Thursday, October 30, 2008

Nineteen Minutes


The following synopsis is from ReadingGroupGuides.com:

In nineteen minutes, you can mow the front lawn, color your hair, watch a third of a hockey game. In nineteen minutes, you can bake scones or get a tooth filled by a dentist; you can fold laundry for a family of five....In nineteen minutes, you can stop the world, or you can just jump off it. In nineteen minutes, you can get revenge.

Sterling is a small, ordinary New Hampshire town where nothing ever happens -- until the day its complacency is shattered by a shocking act of violence. In the aftermath, the town's residents must not only seek justice in order to begin healing but also come to terms with the role they played in the tragedy. For them, the lines between truth and fiction, right and wrong, insider and outsider have been obscured forever. Josie Cormier, the teenage daughter of the judge sitting on the case, could be the state's best witness, but she can't remember what happened in front of her own eyes. And as the trial progresses, fault lines between the high school and the adult community begin to show, destroying the closest of friendships and families.

Nineteen Minutes is New York Times bestselling author Jodi Picoult's most raw, honest, and important novel yet. Told with the straightforward style for which she has become known, it asks simple questions that have no easy answers: Can your own child become a mystery to you? What does it mean to be different in our society? Is it ever okay for a victim to strike back? And who -- if anyone -- has the right to judge someone else?

My review:

Jodi Picoult is such a talented author! I have read a few of her books but I do consider this one my favorite to date. She always seems to take such a controversial and difficult subject and give you so many different perspectives of it.

This book is about a school shooting that helps you understand why it happened from the shooter's point of view. The human dynamics and relationships within this novel were amazing. You really come to understand why Peter was driven to commit such a violent act of revenge, even though you don't agree with it.

Another important part of the novel is the strained relationship between Josie and her mother, Alex Cormier. Alex decided to be a single parent when Josie was born and also to pursue a successful career as a judge. This choice has created a rift in the mother-daughter relationship that does not get mended until the events of the tragedy unfold. You really see their relationship strengthen as they realize they can trust each other once again.

I sometimes have a hard time reading novels where the time-line jumps around on me, so it took me a little while to get used to that with this novel. I think that type of writing really added to this story, because it allowed for more of an element of surprise.

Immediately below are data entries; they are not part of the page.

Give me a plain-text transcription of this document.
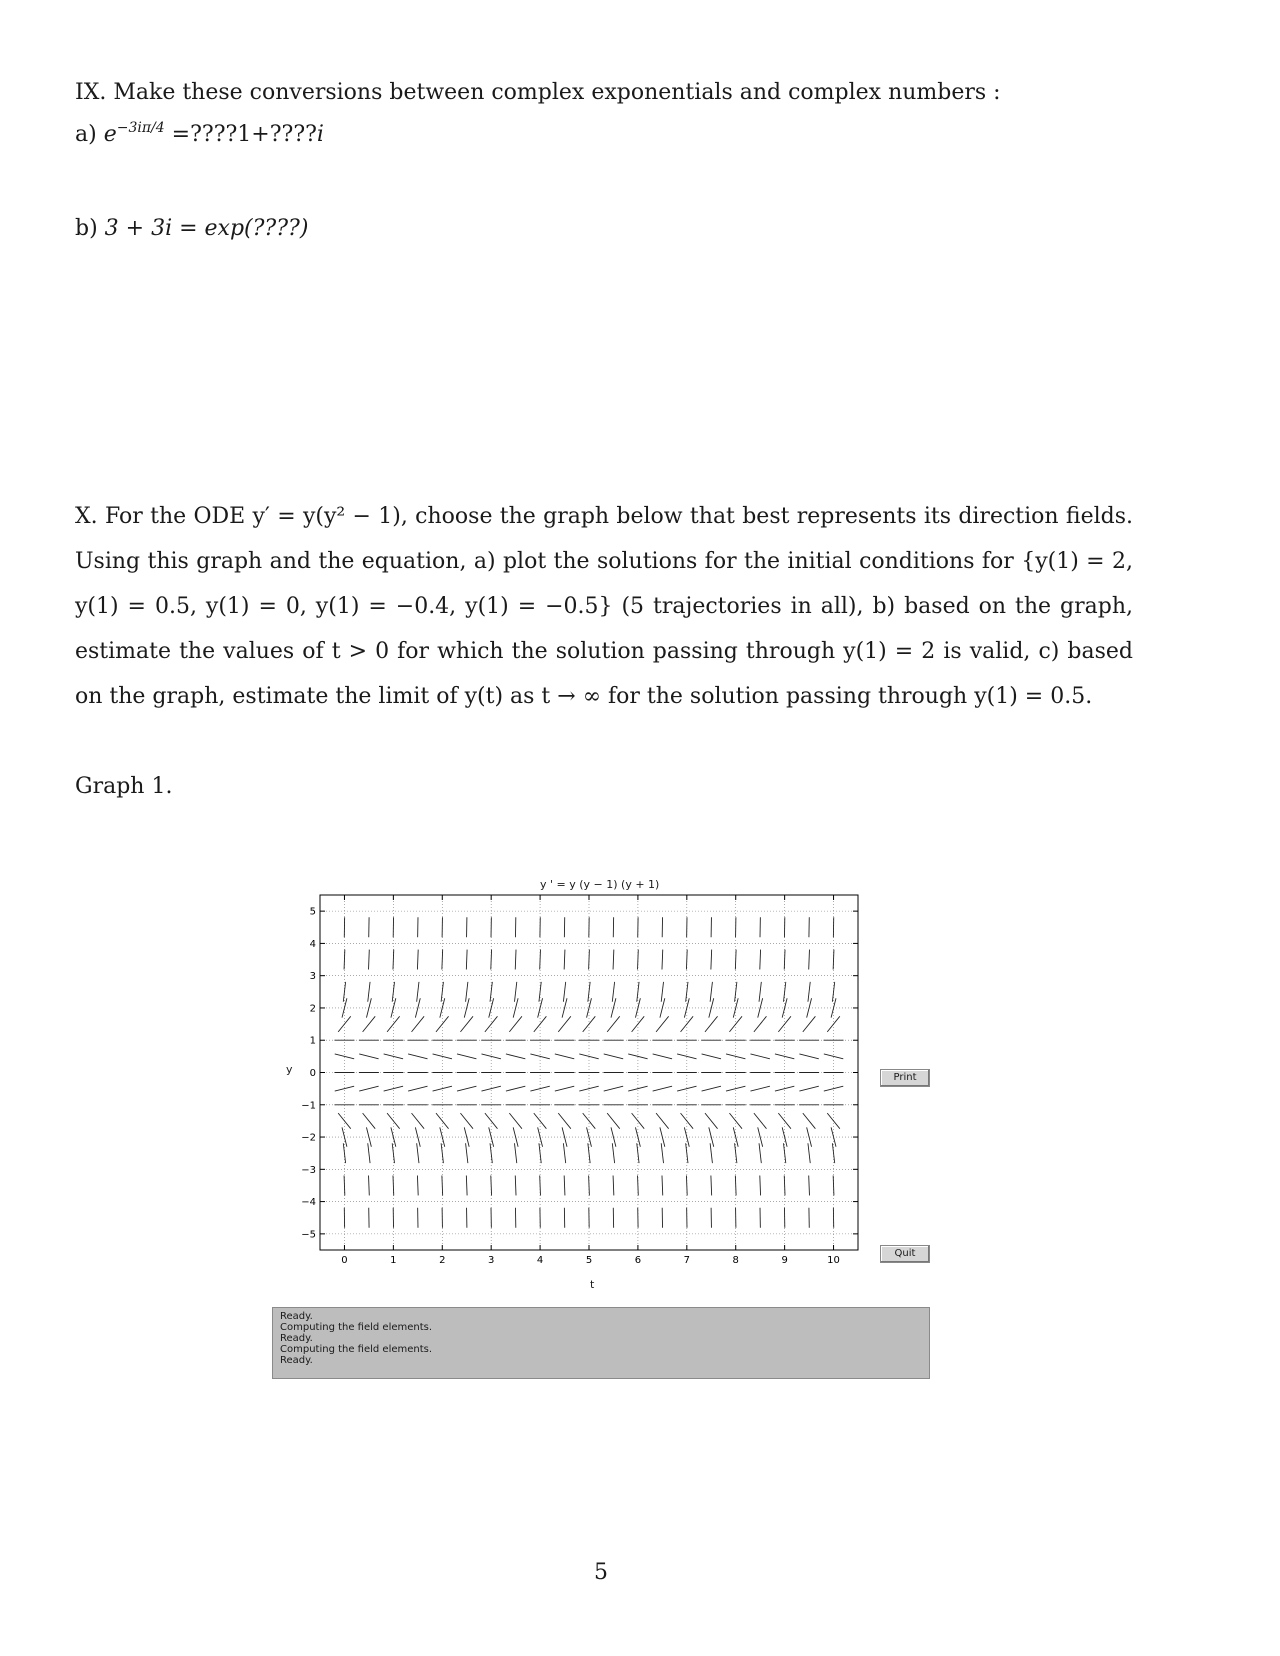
IX. Make these conversions between complex exponentials and complex numbers :
a) $e^{-3i\pi/4}$ =????1+????i
b) 3 + 3i = exp(????)
X. For the ODE y′ = y(y² − 1), choose the graph below that best represents its direction fields. Using this graph and the equation, a) plot the solutions for the initial conditions for {y(1) = 2, y(1) = 0.5, y(1) = 0, y(1) = −0.4, y(1) = −0.5} (5 trajectories in all), b) based on the graph, estimate the values of t > 0 for which the solution passing through y(1) = 2 is valid, c) based on the graph, estimate the limit of y(t) as t → ∞ for the solution passing through y(1) = 0.5.
Graph 1.
y ' = y (y − 1) (y + 1)
y
t
0	1	2	3	4	5	6	7	8	9	10
5
4
3
2
1
0
−1
−2
−3
−4
−5
Print
Quit
Ready.
Computing the field elements.
Ready.
Computing the field elements.
Ready.
5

It is not very often that everyone in my book club enjoys a book, but we all loved this one! I do believe that many schools actually use this book as part of an anti-bullying campaign. I highly recommend this book!

2 comments:

Dar said...

I read this one last year and I loved it also. I agree that Picoult is an awesome author. I've read almost everything she's written. This is a great review.

Betty said...

I've really got to get my book club to read this too, I'm so jealous that you actually got to hear Jodi Picoult talk about the book in person! I think this book is one of the best books for discussion. Great review!